FIG. 1 is a block diagram of a whistle type flow meter of the present invention.

FIG. 2 is a diagram showing a schematic configuration of a sounding unit used in the whistle type flow meter of the present invention.

FIG. 3 is a graph showing characteristics of cavity tones based on cavity elements.

FIG. 4 is a dimensional diagram of a physical education whistle type whistle used in an experiment.

FIG. 5 is an exploded view of basic elements of a physical education whistle type whistle used in an experiment.

FIG. 6 is a graph showing the relationship between each sounding phenomenon and the generated frequency when the strength of blowing the gas into the whistle alone is changed in three stages.

FIG. 7 is a graph showing characteristics of a main generated sound of a whistle.

FIG. 8 is a conceptual diagram of simple vibration of fluid stagnation in a cross section orthogonal to a surface formed by an acoustic hole.

FIG. 9 is a perspective view showing a schematic configuration of a sounding unit used in a conventional whistle type flow meter of a physical education whistle type.
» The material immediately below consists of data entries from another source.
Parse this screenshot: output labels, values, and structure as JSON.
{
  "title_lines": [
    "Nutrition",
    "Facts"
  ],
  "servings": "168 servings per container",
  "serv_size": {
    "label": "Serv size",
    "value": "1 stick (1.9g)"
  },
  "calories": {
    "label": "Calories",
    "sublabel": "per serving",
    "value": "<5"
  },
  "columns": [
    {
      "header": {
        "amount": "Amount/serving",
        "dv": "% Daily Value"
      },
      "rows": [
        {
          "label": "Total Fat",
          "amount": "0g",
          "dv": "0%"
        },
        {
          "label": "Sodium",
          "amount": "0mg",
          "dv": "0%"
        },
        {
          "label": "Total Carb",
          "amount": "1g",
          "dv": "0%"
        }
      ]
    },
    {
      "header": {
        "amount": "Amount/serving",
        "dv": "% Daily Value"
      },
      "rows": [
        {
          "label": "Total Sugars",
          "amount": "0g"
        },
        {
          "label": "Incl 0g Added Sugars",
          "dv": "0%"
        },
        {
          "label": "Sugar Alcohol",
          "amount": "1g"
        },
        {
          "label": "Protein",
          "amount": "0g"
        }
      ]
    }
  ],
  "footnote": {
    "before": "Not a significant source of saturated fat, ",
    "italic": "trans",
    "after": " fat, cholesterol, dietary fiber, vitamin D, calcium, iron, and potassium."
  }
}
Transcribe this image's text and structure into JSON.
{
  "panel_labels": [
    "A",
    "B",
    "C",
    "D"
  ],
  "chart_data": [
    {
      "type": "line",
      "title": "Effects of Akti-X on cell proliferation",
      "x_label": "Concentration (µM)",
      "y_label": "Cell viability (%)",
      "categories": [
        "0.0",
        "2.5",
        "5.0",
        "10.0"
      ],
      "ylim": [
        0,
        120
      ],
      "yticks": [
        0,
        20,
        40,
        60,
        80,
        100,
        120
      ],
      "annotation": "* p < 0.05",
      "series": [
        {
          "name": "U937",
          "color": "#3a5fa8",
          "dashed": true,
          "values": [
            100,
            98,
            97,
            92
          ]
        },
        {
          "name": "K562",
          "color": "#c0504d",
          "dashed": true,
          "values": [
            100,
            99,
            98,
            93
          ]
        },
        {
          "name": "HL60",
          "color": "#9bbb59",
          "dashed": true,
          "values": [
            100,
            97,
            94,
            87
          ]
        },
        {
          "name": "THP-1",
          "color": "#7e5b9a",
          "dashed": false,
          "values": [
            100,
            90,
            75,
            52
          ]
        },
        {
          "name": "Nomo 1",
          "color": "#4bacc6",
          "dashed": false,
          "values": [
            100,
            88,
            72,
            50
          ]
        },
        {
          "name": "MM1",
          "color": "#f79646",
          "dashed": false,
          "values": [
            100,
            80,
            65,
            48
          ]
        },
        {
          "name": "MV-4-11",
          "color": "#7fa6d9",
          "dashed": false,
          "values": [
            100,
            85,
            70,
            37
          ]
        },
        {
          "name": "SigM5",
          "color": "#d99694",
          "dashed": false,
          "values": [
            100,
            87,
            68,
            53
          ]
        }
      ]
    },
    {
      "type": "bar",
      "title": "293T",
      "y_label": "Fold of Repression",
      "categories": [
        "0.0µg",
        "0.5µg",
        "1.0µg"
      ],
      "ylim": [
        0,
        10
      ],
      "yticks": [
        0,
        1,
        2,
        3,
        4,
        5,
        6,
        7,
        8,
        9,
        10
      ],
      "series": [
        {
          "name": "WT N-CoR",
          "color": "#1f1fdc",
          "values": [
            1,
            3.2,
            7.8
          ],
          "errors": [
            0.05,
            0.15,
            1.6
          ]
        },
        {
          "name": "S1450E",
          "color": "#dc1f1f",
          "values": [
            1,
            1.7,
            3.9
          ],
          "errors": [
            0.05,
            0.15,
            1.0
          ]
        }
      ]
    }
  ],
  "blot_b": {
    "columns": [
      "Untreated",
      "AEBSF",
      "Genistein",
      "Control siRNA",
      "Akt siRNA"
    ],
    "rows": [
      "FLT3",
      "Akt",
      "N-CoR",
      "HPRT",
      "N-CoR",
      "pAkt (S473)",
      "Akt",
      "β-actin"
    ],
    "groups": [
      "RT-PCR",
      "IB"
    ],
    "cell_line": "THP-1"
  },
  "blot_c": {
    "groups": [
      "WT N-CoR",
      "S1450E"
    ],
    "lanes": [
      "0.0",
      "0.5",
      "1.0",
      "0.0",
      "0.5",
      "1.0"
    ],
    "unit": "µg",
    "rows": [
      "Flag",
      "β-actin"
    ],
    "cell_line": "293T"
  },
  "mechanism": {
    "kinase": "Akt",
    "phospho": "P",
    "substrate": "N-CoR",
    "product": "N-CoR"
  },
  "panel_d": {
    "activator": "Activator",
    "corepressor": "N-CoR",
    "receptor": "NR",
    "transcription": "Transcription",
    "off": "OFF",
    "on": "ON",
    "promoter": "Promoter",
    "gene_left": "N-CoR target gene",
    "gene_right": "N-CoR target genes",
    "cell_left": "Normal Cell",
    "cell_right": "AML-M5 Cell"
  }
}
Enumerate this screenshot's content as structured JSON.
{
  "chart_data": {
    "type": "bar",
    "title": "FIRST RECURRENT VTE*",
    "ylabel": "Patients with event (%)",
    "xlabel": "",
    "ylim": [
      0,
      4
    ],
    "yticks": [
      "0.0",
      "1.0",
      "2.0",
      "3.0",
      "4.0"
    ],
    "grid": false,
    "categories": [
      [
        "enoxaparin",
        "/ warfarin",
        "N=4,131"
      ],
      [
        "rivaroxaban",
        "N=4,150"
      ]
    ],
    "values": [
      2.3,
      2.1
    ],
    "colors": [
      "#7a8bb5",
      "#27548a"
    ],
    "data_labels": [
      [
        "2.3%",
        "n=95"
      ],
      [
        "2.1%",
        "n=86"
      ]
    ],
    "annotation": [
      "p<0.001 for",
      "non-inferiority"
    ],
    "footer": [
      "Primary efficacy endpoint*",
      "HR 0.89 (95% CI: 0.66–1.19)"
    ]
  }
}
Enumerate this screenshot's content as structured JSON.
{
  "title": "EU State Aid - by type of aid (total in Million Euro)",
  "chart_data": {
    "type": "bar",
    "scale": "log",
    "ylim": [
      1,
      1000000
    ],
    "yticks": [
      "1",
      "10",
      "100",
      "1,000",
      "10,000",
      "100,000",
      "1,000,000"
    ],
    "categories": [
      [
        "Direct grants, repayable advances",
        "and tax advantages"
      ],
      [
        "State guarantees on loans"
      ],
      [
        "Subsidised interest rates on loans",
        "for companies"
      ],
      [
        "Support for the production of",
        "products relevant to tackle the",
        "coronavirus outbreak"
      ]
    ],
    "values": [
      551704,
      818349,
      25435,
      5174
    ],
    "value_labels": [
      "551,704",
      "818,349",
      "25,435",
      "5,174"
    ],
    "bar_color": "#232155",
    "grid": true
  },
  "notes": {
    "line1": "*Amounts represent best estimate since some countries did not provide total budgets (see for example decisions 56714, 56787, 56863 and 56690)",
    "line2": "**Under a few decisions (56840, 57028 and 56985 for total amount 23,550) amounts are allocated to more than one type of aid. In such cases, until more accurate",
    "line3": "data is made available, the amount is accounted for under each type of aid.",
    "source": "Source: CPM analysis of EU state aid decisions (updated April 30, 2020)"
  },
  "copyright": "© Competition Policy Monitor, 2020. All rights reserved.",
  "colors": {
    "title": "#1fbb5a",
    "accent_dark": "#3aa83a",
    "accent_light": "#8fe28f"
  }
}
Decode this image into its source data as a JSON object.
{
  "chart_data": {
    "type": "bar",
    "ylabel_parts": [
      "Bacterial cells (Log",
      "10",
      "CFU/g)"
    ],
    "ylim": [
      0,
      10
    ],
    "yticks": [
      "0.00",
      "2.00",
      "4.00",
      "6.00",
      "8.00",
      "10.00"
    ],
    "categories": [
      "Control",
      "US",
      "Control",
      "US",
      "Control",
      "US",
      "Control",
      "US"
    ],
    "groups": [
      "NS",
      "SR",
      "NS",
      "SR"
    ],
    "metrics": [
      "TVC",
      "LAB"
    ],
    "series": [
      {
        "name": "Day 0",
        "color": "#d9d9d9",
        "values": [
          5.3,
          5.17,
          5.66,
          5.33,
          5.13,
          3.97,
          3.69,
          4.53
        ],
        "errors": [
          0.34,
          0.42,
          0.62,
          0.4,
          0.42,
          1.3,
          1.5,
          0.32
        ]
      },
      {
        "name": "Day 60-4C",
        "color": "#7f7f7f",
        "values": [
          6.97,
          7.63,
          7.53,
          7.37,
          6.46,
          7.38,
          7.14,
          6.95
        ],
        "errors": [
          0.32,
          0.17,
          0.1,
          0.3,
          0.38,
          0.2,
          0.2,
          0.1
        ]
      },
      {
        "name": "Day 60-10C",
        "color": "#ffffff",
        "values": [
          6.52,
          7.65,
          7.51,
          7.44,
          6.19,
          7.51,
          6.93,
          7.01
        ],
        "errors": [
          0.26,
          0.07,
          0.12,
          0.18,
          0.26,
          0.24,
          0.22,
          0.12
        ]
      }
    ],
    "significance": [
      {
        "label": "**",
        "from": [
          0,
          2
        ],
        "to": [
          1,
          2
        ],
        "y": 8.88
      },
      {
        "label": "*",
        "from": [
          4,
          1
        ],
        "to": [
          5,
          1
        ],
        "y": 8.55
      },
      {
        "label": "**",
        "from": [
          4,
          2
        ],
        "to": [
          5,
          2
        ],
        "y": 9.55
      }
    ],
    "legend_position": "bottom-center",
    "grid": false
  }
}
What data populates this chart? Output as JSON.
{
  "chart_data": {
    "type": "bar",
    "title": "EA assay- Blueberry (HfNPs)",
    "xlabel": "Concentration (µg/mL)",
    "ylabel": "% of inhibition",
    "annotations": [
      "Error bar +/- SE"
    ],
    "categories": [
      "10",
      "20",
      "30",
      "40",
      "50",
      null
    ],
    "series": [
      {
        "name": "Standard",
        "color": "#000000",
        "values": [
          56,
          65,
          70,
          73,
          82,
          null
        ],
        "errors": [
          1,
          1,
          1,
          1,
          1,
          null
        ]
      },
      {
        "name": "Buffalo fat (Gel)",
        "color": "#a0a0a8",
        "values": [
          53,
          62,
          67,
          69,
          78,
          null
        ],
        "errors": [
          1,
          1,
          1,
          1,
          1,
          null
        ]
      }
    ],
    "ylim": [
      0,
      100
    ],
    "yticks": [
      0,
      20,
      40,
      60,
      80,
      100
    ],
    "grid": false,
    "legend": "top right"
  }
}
FIG. 10 is a block diagram of a conventional whistle type flow meter.

[Explanation of symbols]

 1a Gas inlet 1b Acoustic hole 1c Cavity 1e Side wall 1f Mouthpiece 2 Microphone 3 High-cut filter 4 Comparator 5 Counter / timer 6 Flow rate calculation record 7 Indicator 10 Sounding unit 10a Gas line 10b Gas line 10c Side wall 11 Box

Claims (7)

[Claims] 1. A sounding unit provided with a mouthpiece into which a fluid flows, an acoustic hole through which a jet flow from the mouthpiece passes, and a cavity for giving a rotational oscillating motion to the fluid stagnation, and the sounding unit is generated by the sounding unit. Sound collecting means for collecting a sound, filter means for passing a fundamental frequency component of a sound generated by the sounding unit among frequency components of an output signal from the sound collecting means, and frequency detection for detecting a frequency of the fundamental frequency component A whistle type flow meter, comprising: a means for calculating the flow rate of the fluid based on the frequency of the fundamental frequency component from a predetermined relational expression between the flow rate and the frequency. 2. The sounding unit is hermetically housed in a box, a mouthpiece of the sounding unit protruding from the box is connected to a fluid inflow conduit, and a metered fluid is placed on an outer wall of the box. The whistle type flow meter according to claim 1, wherein a pipe line for discharging is attached. 3. The whistle type flow meter according to claim 1, wherein a fluid inflow conduit is connected to the mouthpiece of the sounding unit to discharge the measured fluid that has passed through the acoustic hole into the atmosphere. . 4. The whistle type flow meter according to claim 1, wherein the sound collecting means is attached in the vicinity of the cylindrical cavity. 5. The whistle type flow meter according to claim 1, wherein the sound collecting means is attached to the box without impairing airtightness. 6. The whistle type flow meter according to claim 1, wherein the frequency detecting means is a counter / timer for converting the output signal from the sound collecting means within a predetermined time into pulses and counting. 7. The whistle type flow meter according to claim 1, wherein the frequency detecting means is a peak detector.